Karen Palmer: Pynchon himself dismissed 1965's The Crying of Lot 49, saying, "I seem to have forgotten most of what I thought I'd learned up till then." But the book -- witty, sly, and absurd -- offers the melancholy pleasure of prescience. In an early scene Pynchon's heroine, Oedipa Maas, encounters the Peter Pinguid Society, a group of right-of-the-Birchers, drip-dry-suited Yoyodyne engineers whose Civil War hero commanded the Confederate man-of-war "Disgruntled." In 1863, Pinguid (Dubya) plans an attack on San Francisco (Iraq), to open a second front for the war (on terror). Meanwhile, Russia dispatches its Far East Fleet, hoping to discourage Britain and France from aiding the Confederacy. The "Disgruntled" may have sighted one of the Russian ships (WMD); shots may have been fired (9/11); some vessel or other may have been sunk (Mission Accomplished) . . .
Rolf Potts: My strongest impression from his writing comes from the only book of his I read, V, where he's talking about how Benny Profane rides the subway and is weak with lust because there are so many pretty girls everywhere. I was like 21 when I read that, and it seemed so true. Still does, on spring days in NY or Paris.
Danna Sides: I loved Gravity's Rainbow even though experiencing the book was very much like chasing a rabbit down wormhole after wormhole, which leads to yet another wormhole.
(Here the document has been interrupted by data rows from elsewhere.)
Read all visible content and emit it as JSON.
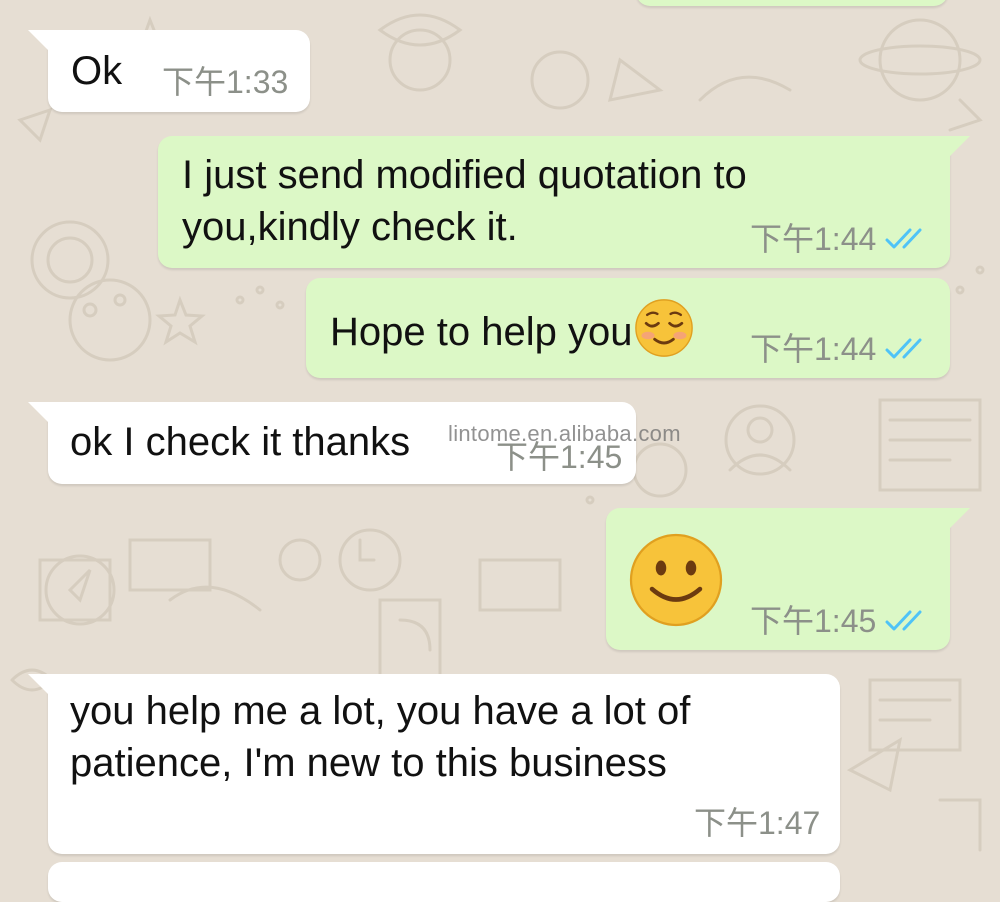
{
  "colors": {
    "background": "#e6ded3",
    "incoming_bubble": "#ffffff",
    "outgoing_bubble": "#dcf8c6",
    "timestamp": "#8c9089",
    "read_ticks": "#4fc3f7"
  },
  "watermark": "lintome.en.alibaba.com",
  "messages": [
    {
      "direction": "incoming",
      "text": "Ok",
      "time": "下午1:33"
    },
    {
      "direction": "outgoing",
      "lines": [
        "I just send modified quotation to",
        "you,kindly check it."
      ],
      "time": "下午1:44",
      "status_icon": "double-check-read-icon"
    },
    {
      "direction": "outgoing",
      "text": "Hope to help you",
      "emoji": "relieved-face-emoji",
      "time": "下午1:44",
      "status_icon": "double-check-read-icon"
    },
    {
      "direction": "incoming",
      "text": "ok I check it thanks",
      "time": "下午1:45"
    },
    {
      "direction": "outgoing",
      "emoji": "slightly-smiling-face-emoji",
      "time": "下午1:45",
      "status_icon": "double-check-read-icon"
    },
    {
      "direction": "incoming",
      "lines": [
        "you help me a lot, you have a lot of",
        "patience, I'm new to this business"
      ],
      "time": "下午1:47"
    }
  ]
}
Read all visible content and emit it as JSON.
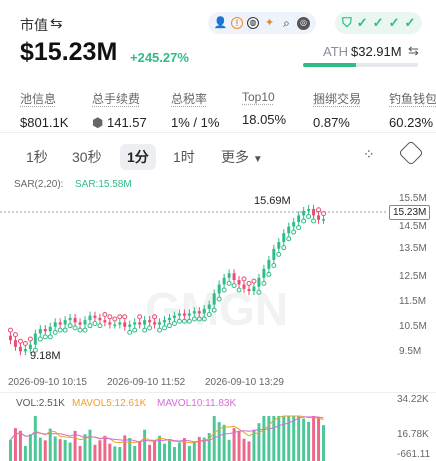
{
  "header": {
    "title": "市值",
    "market_cap": "$15.23M",
    "change": "+245.27%",
    "ath_label": "ATH",
    "ath_value": "$32.91M",
    "ath_progress": 0.46,
    "info_icons": [
      "user-icon",
      "warning-icon",
      "globe-icon",
      "telegram-icon",
      "search-icon",
      "copy-icon"
    ],
    "security_icons": [
      "shield-check-icon",
      "check-icon",
      "check-icon",
      "check-icon",
      "check-icon"
    ]
  },
  "stats": [
    {
      "label": "池信息",
      "value": "$801.1K"
    },
    {
      "label": "总手续费",
      "value": "141.57"
    },
    {
      "label": "总税率",
      "value": "1% / 1%"
    },
    {
      "label": "Top10",
      "value": "18.05%"
    },
    {
      "label": "捆绑交易",
      "value": "0.87%"
    },
    {
      "label": "钓鱼钱包",
      "value": "60.23%"
    }
  ],
  "tabs": [
    {
      "label": "1秒"
    },
    {
      "label": "30秒"
    },
    {
      "label": "1分",
      "active": true
    },
    {
      "label": "1时"
    }
  ],
  "more_label": "更多",
  "indicator": {
    "name": "SAR(2,20):",
    "value": "SAR:15.58M"
  },
  "price_axis": [
    "15.5M",
    "14.5M",
    "13.5M",
    "12.5M",
    "11.5M",
    "10.5M",
    "9.5M"
  ],
  "price_tag": "15.23M",
  "time_axis": [
    "2026-09-10 10:15",
    "2026-09-10 11:52",
    "2026-09-10 13:29"
  ],
  "annotations": {
    "high": "15.69M",
    "low": "9.18M"
  },
  "volume": {
    "vol": "VOL:2.51K",
    "mavol5": "MAVOL5:12.61K",
    "mavol10": "MAVOL10:11.83K",
    "axis": [
      "34.22K",
      "16.78K",
      "-661.11"
    ]
  },
  "colors": {
    "up": "#2ebd85",
    "down": "#e84d73",
    "accent": "#2ebd85"
  },
  "chart_data": {
    "type": "candlestick",
    "indicator": "SAR(2,20)",
    "ylim": [
      9.0,
      16.0
    ],
    "unit": "M",
    "close_series": [
      9.8,
      9.5,
      9.3,
      9.4,
      9.6,
      10.1,
      10.3,
      10.2,
      10.4,
      10.6,
      10.5,
      10.7,
      10.8,
      10.6,
      10.5,
      10.7,
      10.9,
      10.8,
      10.7,
      10.6,
      10.5,
      10.5,
      10.6,
      10.4,
      10.5,
      10.6,
      10.5,
      10.7,
      10.6,
      10.5,
      10.6,
      10.7,
      10.8,
      10.9,
      11.0,
      10.9,
      11.0,
      11.1,
      11.0,
      11.2,
      11.4,
      11.9,
      12.3,
      12.6,
      12.8,
      12.5,
      12.3,
      12.1,
      12.0,
      12.2,
      12.6,
      13.0,
      13.4,
      13.9,
      14.2,
      14.6,
      14.9,
      15.1,
      15.4,
      15.6,
      15.69,
      15.4,
      15.2,
      15.23
    ],
    "volume_max": 34220
  }
}
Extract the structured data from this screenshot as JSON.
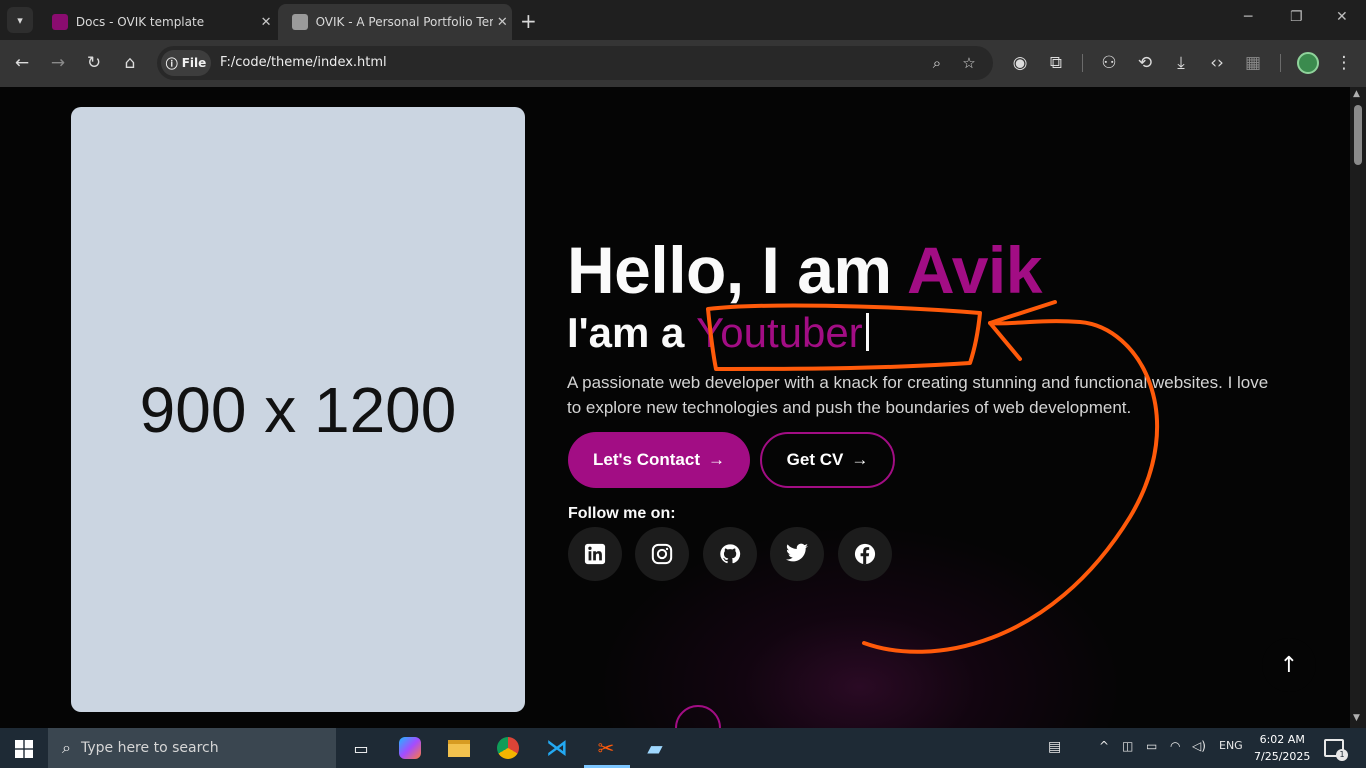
{
  "browser": {
    "tabs": [
      {
        "title": "Docs - OVIK template",
        "active": false
      },
      {
        "title": "OVIK - A Personal Portfolio Tem",
        "active": true
      }
    ],
    "address": {
      "scheme_chip": "File",
      "url": "F:/code/theme/index.html"
    }
  },
  "page": {
    "image_placeholder": "900 x 1200",
    "hero": {
      "greeting": "Hello, I am ",
      "name": "Avik",
      "role_prefix": "I'am a ",
      "role_typed": "Youtuber",
      "description": "A passionate web developer with a knack for creating stunning and functional websites. I love to explore new technologies and push the boundaries of web development."
    },
    "buttons": {
      "contact": "Let's Contact",
      "cv": "Get CV"
    },
    "follow": {
      "label": "Follow me on:",
      "icons": [
        "linkedin-icon",
        "instagram-icon",
        "github-icon",
        "twitter-icon",
        "facebook-icon"
      ]
    },
    "colors": {
      "accent": "#a20d84",
      "annotation": "#ff5a0a"
    }
  },
  "taskbar": {
    "search_placeholder": "Type here to search",
    "language": "ENG",
    "time": "6:02 AM",
    "date": "7/25/2025",
    "notification_count": "1"
  }
}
I enjoyed thinking about the mythological and occult connections conflated with world events, and how literally everybody and everything was in there: Andrew Jackson to Hansel & Gretel; genocide to seriously twisted sex. If I had to chose, I'd say I especially like the flashback of when Slothrop loses his blues harp down the loo and the Orpheus/descent into the Underworld allusions. I also enjoyed his oblique commentary on genocide: Herero/Jews. Lots of humor and serious rage right under the surface. His brain is like Google: his associations are limitless, fluid, wild interconnections galore. I remember thinking his prose made my brain tingle like when I drink a little too much champagne.
Benjamin Weissman: The bar scene in V with the bosom nipple spigots has never left me.
Antoine Wilson: My favorite/most memorable Pynchon moment is probably the visit with Washington in Mason & Dixon, where Washington is smoking hemp, being entertained by the proto-Sammy-Davis-Jr. slave, and Martha brings in the munchies.